Although interest in rail travel has soared during the past decade as hordes of young professionals returned to inner city neighborhoods, Union Station remains much as it did following renovations in the mid-1980s.

With its ownership and management sliced among more than a dozen federal and local government agencies, the Daniel Burnham-designed landmark remains an important transportation hub for the Northeast and Mid-Atlantic, but one where the growing crowds cram its dated corridors, concourses, stairwells and elevators. Though it is the second-most trafficked train station in the country, it still struggles to attract shoppers beyond those passing through on their way to another destination, whether via Amtrak, commuter rail, Metro, regional bus or taxi.

A new generation of plans — some under way, some still on the drawing board — would upgrade nearly every part of the station and maximize the building’s historic bones for both commuters and out-of-towners.

The plans are accompanied by hundreds of millions of dollars of real estate investment pouring into surrounding neighborhoods, with office towers rapidly climbing in the “NoMa” neighborhood north of Massachusetts Avenue, and H Street Northeast becoming a trendy late-night spot for the 20-something crowd. The District government plans to open a streetcar line that would run along H Street and connect to the station’s northern end.

Betting on the future

Today, Smith is chief investment officer for First Potomac Realty Trust, owner of more than $2 billion of commercial real estate.
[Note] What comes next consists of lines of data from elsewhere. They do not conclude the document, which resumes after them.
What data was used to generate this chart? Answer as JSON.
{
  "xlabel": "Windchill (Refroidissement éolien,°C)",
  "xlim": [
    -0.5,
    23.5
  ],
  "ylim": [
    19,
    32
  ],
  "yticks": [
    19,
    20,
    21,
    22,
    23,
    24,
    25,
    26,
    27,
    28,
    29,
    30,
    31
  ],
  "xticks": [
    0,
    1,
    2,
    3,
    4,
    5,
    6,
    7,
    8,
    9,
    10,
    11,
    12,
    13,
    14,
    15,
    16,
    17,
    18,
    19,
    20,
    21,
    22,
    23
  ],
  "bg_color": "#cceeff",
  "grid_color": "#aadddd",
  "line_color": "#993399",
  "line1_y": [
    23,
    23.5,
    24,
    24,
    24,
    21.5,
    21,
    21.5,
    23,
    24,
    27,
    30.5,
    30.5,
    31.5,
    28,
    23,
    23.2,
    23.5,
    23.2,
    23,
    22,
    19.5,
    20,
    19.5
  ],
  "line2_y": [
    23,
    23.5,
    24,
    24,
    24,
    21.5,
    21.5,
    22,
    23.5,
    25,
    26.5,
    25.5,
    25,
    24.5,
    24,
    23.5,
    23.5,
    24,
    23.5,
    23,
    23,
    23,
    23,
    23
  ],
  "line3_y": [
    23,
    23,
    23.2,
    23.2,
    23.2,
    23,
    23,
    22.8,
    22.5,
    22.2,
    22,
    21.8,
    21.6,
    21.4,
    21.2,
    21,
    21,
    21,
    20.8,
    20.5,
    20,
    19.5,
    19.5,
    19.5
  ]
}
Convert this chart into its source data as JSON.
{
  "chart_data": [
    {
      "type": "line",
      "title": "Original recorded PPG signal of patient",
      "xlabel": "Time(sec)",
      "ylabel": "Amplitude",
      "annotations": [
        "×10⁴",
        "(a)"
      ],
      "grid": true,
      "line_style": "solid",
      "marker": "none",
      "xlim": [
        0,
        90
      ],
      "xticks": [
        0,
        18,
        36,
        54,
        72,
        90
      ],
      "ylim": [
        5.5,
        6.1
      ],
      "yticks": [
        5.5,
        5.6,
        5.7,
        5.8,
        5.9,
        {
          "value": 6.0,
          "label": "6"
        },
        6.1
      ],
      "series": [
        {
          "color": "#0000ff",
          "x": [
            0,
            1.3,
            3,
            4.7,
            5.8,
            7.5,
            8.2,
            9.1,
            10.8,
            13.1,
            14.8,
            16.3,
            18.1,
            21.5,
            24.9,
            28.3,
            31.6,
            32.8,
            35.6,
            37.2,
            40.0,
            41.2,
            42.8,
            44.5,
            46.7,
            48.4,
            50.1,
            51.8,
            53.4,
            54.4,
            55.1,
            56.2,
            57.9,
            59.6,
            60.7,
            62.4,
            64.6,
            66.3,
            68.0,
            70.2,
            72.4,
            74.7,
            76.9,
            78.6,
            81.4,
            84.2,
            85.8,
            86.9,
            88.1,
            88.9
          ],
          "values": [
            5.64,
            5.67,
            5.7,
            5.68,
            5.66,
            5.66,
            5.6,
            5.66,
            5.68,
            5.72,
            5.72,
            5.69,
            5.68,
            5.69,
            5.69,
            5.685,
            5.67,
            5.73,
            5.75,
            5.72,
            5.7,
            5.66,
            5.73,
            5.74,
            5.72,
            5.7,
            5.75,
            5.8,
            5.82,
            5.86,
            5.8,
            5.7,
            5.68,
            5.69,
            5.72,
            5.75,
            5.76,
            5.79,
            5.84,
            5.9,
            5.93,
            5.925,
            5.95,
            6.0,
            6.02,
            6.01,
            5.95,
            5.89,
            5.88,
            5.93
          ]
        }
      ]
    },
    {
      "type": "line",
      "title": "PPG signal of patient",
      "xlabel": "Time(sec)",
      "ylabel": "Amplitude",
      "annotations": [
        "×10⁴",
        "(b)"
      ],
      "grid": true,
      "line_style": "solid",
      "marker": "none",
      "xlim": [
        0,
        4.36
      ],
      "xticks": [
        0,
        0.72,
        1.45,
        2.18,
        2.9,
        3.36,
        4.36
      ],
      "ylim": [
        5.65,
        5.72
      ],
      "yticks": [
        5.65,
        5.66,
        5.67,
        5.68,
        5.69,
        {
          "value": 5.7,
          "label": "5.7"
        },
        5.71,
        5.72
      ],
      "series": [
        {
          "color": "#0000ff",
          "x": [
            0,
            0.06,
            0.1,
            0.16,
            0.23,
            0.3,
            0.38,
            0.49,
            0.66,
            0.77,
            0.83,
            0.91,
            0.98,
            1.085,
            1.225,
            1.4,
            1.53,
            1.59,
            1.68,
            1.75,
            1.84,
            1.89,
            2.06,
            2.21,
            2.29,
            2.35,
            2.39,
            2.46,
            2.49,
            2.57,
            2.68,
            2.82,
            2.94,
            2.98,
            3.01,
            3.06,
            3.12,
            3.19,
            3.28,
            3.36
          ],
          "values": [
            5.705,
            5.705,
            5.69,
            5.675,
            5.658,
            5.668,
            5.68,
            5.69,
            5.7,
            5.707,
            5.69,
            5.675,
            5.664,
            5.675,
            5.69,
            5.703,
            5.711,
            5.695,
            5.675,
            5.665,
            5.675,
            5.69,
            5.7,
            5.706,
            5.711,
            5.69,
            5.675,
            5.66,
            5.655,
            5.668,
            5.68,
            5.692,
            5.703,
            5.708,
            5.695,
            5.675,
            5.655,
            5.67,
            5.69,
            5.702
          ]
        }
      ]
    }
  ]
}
He and his company are betting big on the neighborhood he once wandered as a teenager.

Until a few years ago, Bethesda-based First Potomac focused on industrial and office properties in the area’s outer suburbs and exurbs, as far south as Virginia Beach. With the revitalization of urban areas, however, it quickly changed its focus, making 23 investments totaling $746.6 million in inner Washington area neighborhoods between 2009 and this past August, when First Potomac and a partner purchased the Greyhound bus station for $46.8 million. It now owns about $250 million worth of real estate within a few blocks of Union Station, including 440 and 500 First St. NW, and 840 First St. NE.

“The draw that we had initially to the neighborhood was the U.S. Capitol. Of course it’s a big employment driver over there,” Smith said. But as Smith and his colleagues looked more closely, they realized that companies looking for space in the area were focused on being close to transit.

“What we found when we were sniffing around, when we were doing more investigation on that neighborhood, is that Union Station is really the hub for all the activities there,” Smith said. “The tenants love it for all the amenities that it has.”